Protected ArrayList is Serializable

The rule java:S1948 “Fields in a “Serializable” class should either be transient or serializable”
triggers for me in this java snippet:

public class Auftrag implements Serializable {
  private static final long serialVersionUID = 1L;
  protected ArrayList<Anhang> anhang;

I am using SonarQube:
It was reported to be fixed in squid:S1948 wrongly reported by Sonar 7.7 on ArrayList<String> - #2 by Nicolas_Peru
But perhaps it was only fixed for the private field not a protected, public or so?

Hey there.


Your version is past EOL. You should upgrade to either the latest version or the current LTS at your earliest convenience. Your upgrade path is:

8.5.1-> 8.9.8 → 9.4 (last step optional)

You may find the Upgrade Guide and the LTS-to-LTS Upgrade Notes helpful.
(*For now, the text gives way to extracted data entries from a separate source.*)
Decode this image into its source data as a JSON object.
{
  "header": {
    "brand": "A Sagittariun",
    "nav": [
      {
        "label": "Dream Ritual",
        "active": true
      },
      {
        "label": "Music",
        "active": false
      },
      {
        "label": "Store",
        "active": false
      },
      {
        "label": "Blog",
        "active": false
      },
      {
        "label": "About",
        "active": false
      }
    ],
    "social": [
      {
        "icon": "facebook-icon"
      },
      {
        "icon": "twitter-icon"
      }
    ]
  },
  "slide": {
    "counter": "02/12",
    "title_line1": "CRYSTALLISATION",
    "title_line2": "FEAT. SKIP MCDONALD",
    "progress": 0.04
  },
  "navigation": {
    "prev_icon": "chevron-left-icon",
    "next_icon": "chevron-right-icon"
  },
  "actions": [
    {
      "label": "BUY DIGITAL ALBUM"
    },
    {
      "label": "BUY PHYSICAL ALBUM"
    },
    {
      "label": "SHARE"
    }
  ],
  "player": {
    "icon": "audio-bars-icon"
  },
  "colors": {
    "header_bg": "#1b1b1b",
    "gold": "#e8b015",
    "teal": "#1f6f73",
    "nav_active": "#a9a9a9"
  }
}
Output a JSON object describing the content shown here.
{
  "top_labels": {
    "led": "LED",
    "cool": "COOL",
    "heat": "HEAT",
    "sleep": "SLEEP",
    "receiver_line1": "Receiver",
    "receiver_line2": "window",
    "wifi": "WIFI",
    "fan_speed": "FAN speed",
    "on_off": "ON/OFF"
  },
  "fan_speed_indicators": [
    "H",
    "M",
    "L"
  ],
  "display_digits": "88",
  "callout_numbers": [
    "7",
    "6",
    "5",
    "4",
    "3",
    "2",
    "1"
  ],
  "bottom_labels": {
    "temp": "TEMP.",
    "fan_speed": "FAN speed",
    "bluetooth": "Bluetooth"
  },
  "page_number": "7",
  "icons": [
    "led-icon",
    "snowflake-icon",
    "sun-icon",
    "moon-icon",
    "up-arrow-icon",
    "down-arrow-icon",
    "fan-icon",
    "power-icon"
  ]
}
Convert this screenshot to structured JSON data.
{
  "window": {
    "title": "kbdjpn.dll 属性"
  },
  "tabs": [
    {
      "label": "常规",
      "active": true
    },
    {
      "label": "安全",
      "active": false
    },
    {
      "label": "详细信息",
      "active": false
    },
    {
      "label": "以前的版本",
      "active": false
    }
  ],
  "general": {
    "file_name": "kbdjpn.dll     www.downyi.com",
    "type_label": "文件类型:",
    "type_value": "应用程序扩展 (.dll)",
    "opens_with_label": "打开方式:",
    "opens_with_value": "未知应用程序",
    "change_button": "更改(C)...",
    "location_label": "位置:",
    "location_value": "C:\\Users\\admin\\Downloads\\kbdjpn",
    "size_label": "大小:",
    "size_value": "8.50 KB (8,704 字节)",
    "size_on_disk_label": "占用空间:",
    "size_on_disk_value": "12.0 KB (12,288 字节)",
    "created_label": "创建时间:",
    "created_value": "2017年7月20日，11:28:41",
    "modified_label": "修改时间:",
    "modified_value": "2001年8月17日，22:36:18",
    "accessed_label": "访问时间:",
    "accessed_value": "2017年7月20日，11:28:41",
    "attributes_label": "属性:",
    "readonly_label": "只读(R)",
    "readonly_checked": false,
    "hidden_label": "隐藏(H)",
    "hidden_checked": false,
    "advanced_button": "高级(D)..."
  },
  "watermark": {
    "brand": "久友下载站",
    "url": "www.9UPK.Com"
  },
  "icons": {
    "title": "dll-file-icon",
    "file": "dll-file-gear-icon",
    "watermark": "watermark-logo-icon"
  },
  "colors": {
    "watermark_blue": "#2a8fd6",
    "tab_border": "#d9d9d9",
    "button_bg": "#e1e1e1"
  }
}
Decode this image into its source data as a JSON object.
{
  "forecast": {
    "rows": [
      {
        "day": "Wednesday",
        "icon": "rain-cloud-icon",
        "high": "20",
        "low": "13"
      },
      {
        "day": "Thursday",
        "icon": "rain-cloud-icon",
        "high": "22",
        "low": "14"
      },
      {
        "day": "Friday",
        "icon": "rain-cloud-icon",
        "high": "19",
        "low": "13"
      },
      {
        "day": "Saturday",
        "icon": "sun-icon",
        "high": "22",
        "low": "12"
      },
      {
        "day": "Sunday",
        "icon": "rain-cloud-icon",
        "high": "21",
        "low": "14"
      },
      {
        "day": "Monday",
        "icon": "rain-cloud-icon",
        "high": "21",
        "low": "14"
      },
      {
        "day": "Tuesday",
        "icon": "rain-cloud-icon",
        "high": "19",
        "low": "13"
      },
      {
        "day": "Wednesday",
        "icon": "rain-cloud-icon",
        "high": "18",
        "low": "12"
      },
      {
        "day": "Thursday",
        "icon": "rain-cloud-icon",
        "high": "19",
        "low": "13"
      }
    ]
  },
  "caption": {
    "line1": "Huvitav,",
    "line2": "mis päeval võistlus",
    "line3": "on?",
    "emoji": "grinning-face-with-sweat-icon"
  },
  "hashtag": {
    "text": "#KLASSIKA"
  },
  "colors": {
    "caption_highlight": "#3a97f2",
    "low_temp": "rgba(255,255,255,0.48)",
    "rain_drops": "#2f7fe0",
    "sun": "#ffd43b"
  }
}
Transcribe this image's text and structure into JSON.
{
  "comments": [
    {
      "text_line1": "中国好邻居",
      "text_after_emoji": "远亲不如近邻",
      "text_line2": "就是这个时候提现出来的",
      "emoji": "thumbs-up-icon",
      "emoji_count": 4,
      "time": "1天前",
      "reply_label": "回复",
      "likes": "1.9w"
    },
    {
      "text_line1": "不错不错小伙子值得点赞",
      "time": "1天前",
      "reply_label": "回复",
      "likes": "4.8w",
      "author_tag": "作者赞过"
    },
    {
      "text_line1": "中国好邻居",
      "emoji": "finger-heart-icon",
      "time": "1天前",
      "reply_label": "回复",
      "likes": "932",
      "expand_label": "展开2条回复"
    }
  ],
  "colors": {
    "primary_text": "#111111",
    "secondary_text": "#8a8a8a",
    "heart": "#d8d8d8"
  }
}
If you have questions about upgrading, feel free to open a new thread for that here.

If this issue persists after upgrade, please come back to us.

I’m running server, sonarlint, idea IU-213.7172.25 (2021.3.3) and I just noticed this behaviour as well.

In my case I’m getting 1948 on:

class X implements Serializable {
    private ArrayList<Y> y = new ArrayList<>();

where Y is serializable. I’ve also noticed that if I move the Y class so that it is an inner class of X then the false violation goes away.

I’ve also noticed some scenarios where I am not getting java:S1948 violations when I expect to. These scenarios used to throw violations before our upgrade to 8.9.8 but no longer do. Upgrade was from 8.6.